MediaCrossing launched last summer as the latest ad sales automator and data manager looking to apply investment banking tools and philosophies to online advertising.
But unlike its peers, the Stamford, Conn.-based startup says it also plans to offer to purchase publishers’ unsold inventory and then sell it on its own.
“I would think exchanges will wind up loving what we are – and what we aren’t,” said founder Bill Lederer (the former CEO of WPP Group analytics unit Kantar Video). “To put it simply, we are a liquidity provider for exchanges. If you start with the premise that roughly half of all digital ad inventory is unsold, there is a fundamental liquidity problem in the industry that doesn’t get discussed very much.”
Lederer sees marketplace inefficiencies in the way dollars get divvied up between advertisers and publishers among different buy-side, sell-side and marketplace services. David Prose, managing director of advertising barter and media planning company Ionic Trading – a MediaCrossing client – said MediaCrossing’s in-market intelligence and reporting has allowed Ionic to reduce headcount, better manage digital media budgets and deliver measurable results to its own clients.
In most cases, Lederer said, MediaCrossing will also bear the risk of buying and selling inventory, a seemingly contradictory notion.

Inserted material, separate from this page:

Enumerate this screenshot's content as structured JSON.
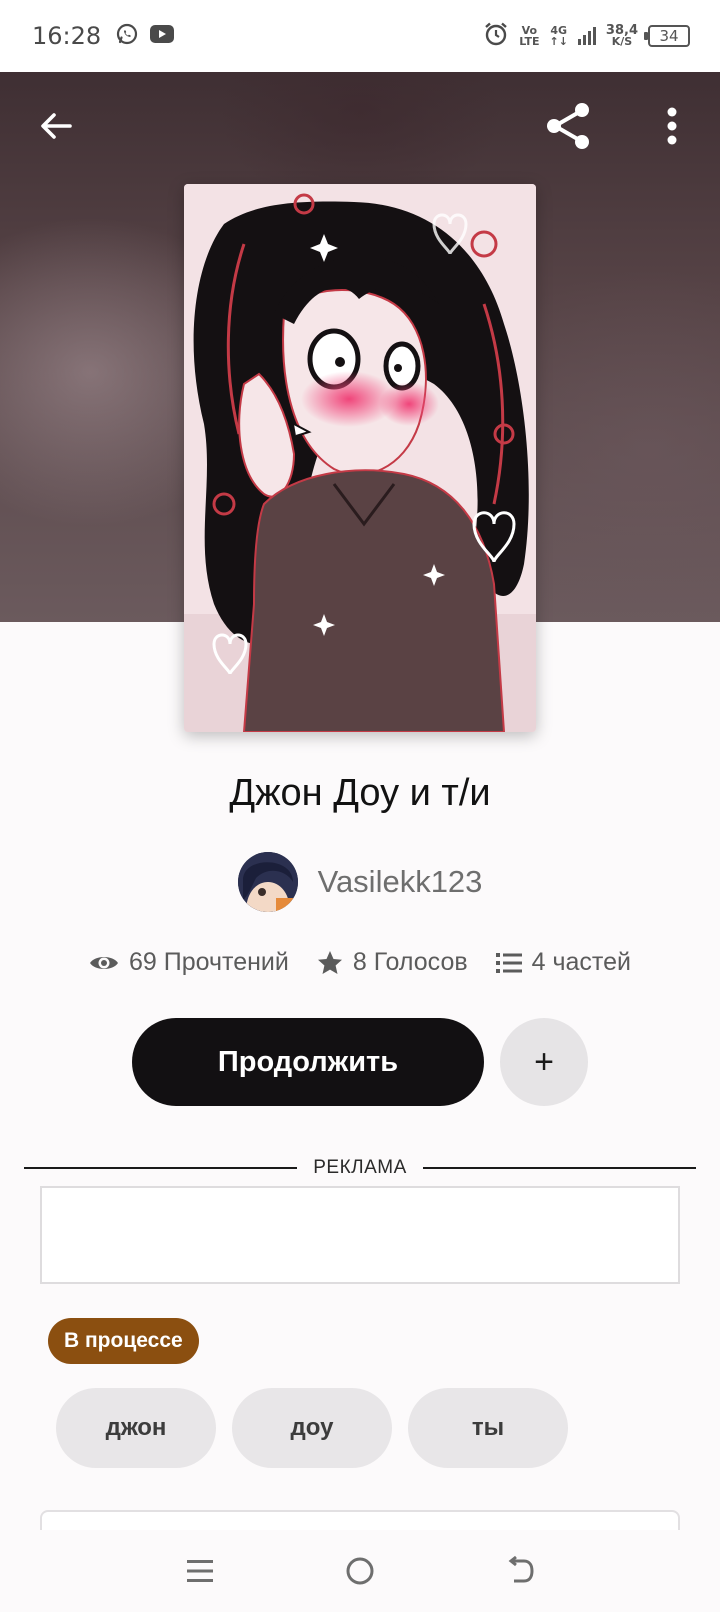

“Bearing risk can mean one of two different things,” Lederer said. “To an advertiser, it would be in our willingness to convert what would normally be considered a CPM placement to a cost-per-click model based on how the client defines success. Risk-bearing as it relates to a publisher means that we are taking principal ownership of that ad inventory. It then becomes our problem to move it somewhere else. In some cases, publishers prefer to work with us as a percentage of revenue or profit basis. Other times, they just sell us the inventory and say, ‘It’s your problem now, good luck.’ We accept that.”
At the moment, MediaCrossing is focusing on display ad sales along with video and social media placements. Lederer eventually wants MediaCrossing to reach into addressable TV, radio, streaming and digital out-of-home.
“Liquidity is still a supply-side problem, obviously, because it’s a challenge for all publishers to sell all of their available inventory,” Lederer said. “As for us, this issue can be addressed either via just-in-time, spot-buying RTB side or on a forward basis, as most traditional branding campaigns are done. The problem is so large in the RTB market, we’re pretty absorbed on solving that at the moment. The systems that we’ve built will be both for RTB/spot buying and for forward buys [are] aimed at later dates.”
By and large, MediaCrossing gets most of its business from agencies, followed by marketers and publishers directly. In addition to raising more investment cash this year, it’s expecting to increase its staff to over 40 while expanding its client list to more than 100.
So far, it’s raised $6 million – and is planning more before the end of 2014 – from financial tech providers that don’t typically back online advertising companies, including Investment Technology Group’s Minder Cheng and Global Electronic Trading Company directors Daniel Tierney and Steve Schuler. MediaCrossing has roughly 30 clients across the buy and sell sides, including independent media planner Innovative Travel Marketing and OutsideTelevision, the digital broadcast arm of Outside magazine.